At the same time, Democrats will never forget how their patriotism and fortitude were questioned when they challenged President George W. Bush on Iraq and other post-9/11 policies. Yes, Bush did sign a fundraising letter before the 2006 midterm election that spoke of Democrats “who will wave the white flag of surrender in the global war on terror and deny the tools needed to achieve victory.” At a campaign event that year, he said of Democrats: “It sounds like they think the best way to protect the American people is to wait until we’re attacked again.”
I bring this up only to remind Republicans opposing Obama on Syria — and I’m not talking about the consistent anti-interventionist libertarians — that some in their party are making arguments now that they condemned Democrats for making not very long ago. Can we ever break this cycle of recrimination?
Obama bears responsibility here, too. Precisely because he had been so unwilling to intervene in Syria, he has handed opponents of his policy some of the very arguments they are using against him. Until Obama decided that the chemical attacks required a strong response, he was wary of getting involved, because the United States has reason to fear victory by either side in Syria. His old view may have been reasonable, but it can easily be invoked to undercut his current one.

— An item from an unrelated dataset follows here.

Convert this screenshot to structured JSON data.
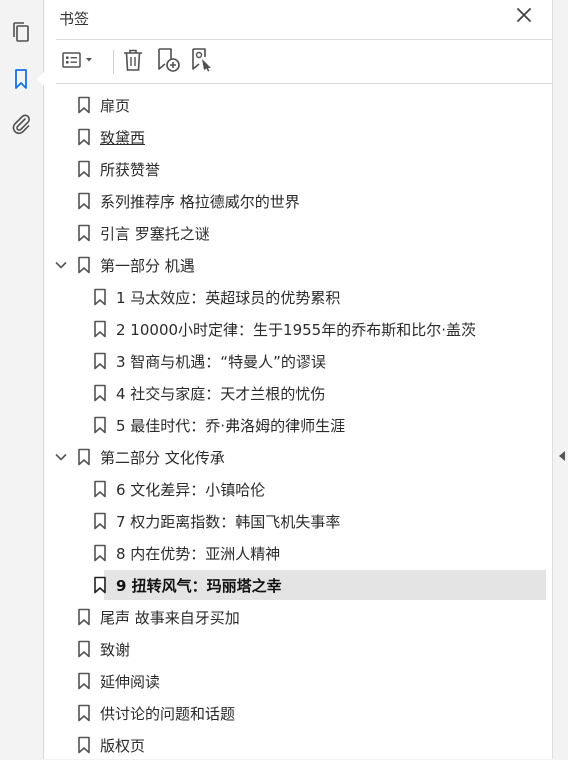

The question now is whether Congress really wants to incapacitate the president for three long years. My hunch is that it doesn’t. This is why Republicans such as John Boehner, Eric Cantor and John McCain and Democrats such as Nancy Pelosi, Chris Van Hollen and Gerry Connolly all find themselves battling to give Obama the authority to act. The inconsistency of some Republicans shouldn’t blind us to the fact that others in the GOP are taking courageous risks to avoid paralyzing the president.
They will not prevail, however, unless Obama makes an unabashedly moral case onTuesday explaining why things are different than they were a few months ago while laying out a practical strategy beyond the strikes. He must do something very difficult: show that his approach could succeed, over time, in replacing Assad with a new government without enmeshing the United States in a land conflict involving troops on the ground.
The administration’s view is that only a negotiated settlement will produce anything like a decent and stable outcome in Syria — and that only forceful U.S. action now will put the United States in a position to get the parties to the table. It’s not tidy or an easy sell, but it’s a plausible path consistent with what the United States can and can’t do.
If Obama wins this fight, as he must, he should then set about restoring some consensus about the United States’ world role. He has to show how a priority on “nation-building at home” can be squared with our international responsibilities. The seriousness of this crisis should also push Republicans away from reflexive anti-Obamaism, Rush Limbaugh-style talk-show madness, extreme anti-government rhetoric and threats to shut Washington down.
If we want to avoid becoming a second-class nation, we have to stop behaving like one.